JAMBASE: Will you be playing new songs on this upcoming tour?
MG: We keep sprinkling in the new. There’s a big bulk of stuff we’re working on that we want to record, but there are a couple new originals and a couple new covers that we’ve already been playing. My first inclination would be to play a lot of new originals and covers. But what I’ve kind of learned is that if we keep the repertoire a little bit smaller and try to do more with it by making things sound better and stretch, and have some new things, but not an overwhelming amount, it’s good.
JAMBASE: Will you be looking to record next year you think?
MG: Right now we’re just sort of thinking about producers. I hate to talk about it so much because then it will be a let down but it takes so long to find the producer and start recording and get the schedule in. For me, the quicker the better.

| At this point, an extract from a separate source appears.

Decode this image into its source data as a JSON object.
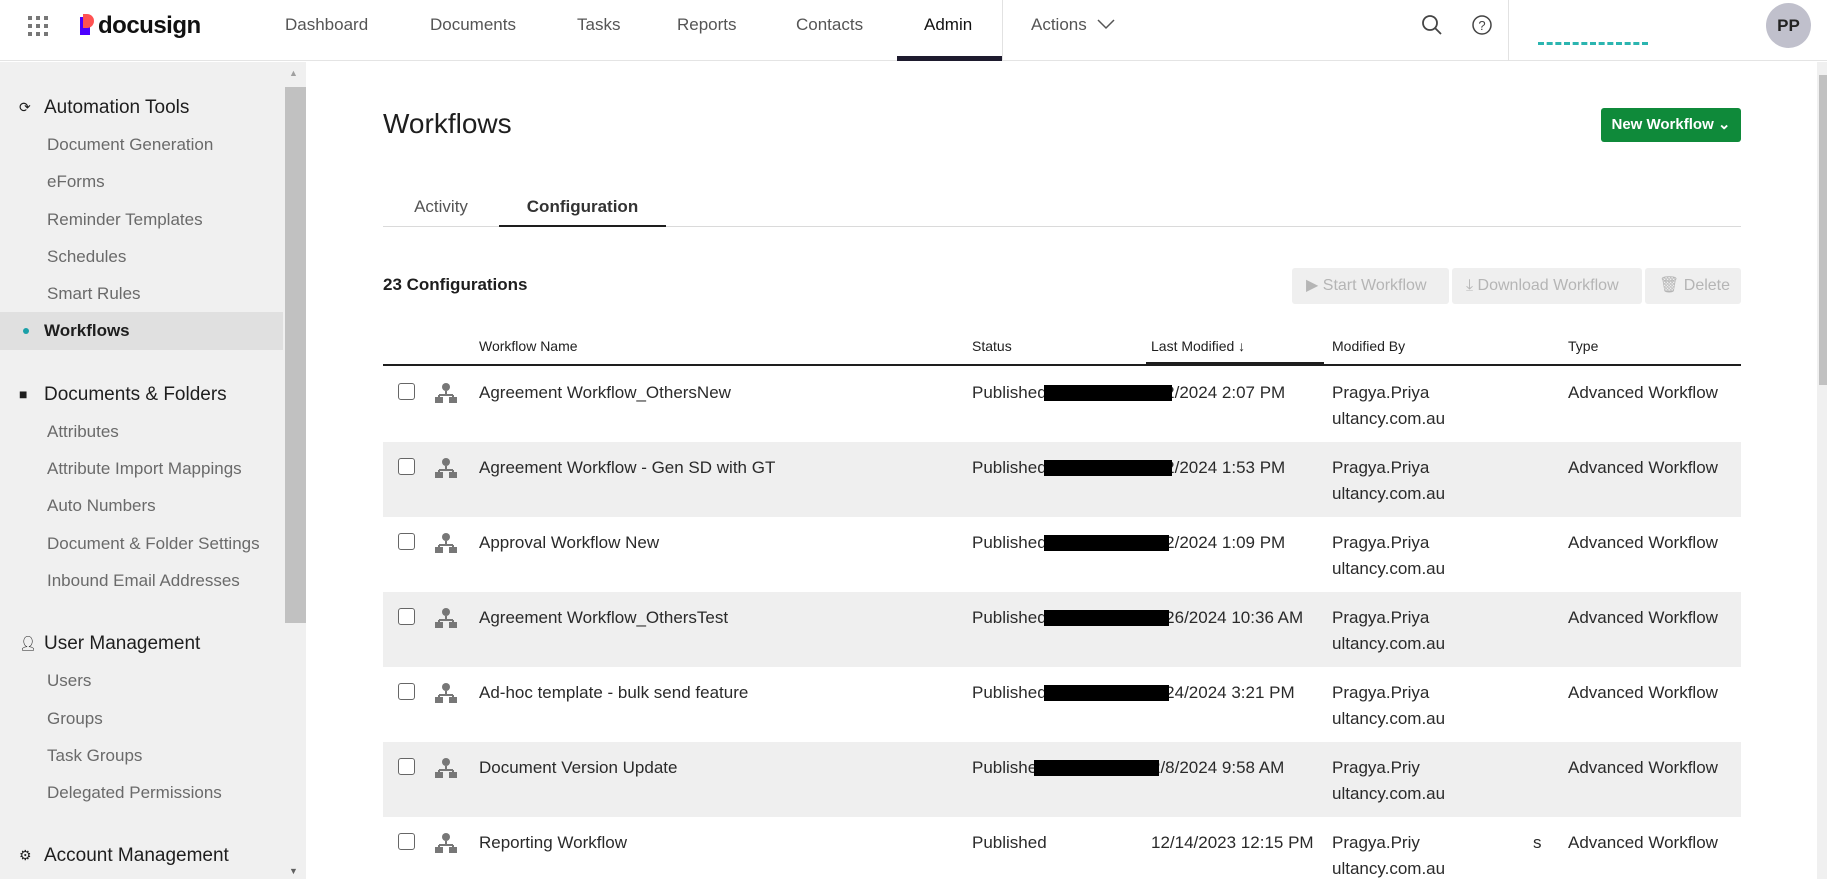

JAMBASE: Fair enough. Mike, I’d be remiss if I didn’t ask about Ziggy Stardust and Phish’s Vegas run. Did that go the way you guys hoped?
MG: Yeah, definitely. As I wrote in the Phish bill, it’s not an album I had grown up with like the other guys had. So coming into it as more of an outsider, it was a whole world to discover in there — it was more being influenced like a kid would be now, a different attitude [approaching] what Bowie was bringing. We all practiced for it, and it felt really good.
JAMBASE: Do you have a highlight from Phish tour this year? What stands out?
MG: Vegas. On my hotline that’s what people are talking about. Nothing else stood out for me, really. I liked the first show. Vegas. It worked really well.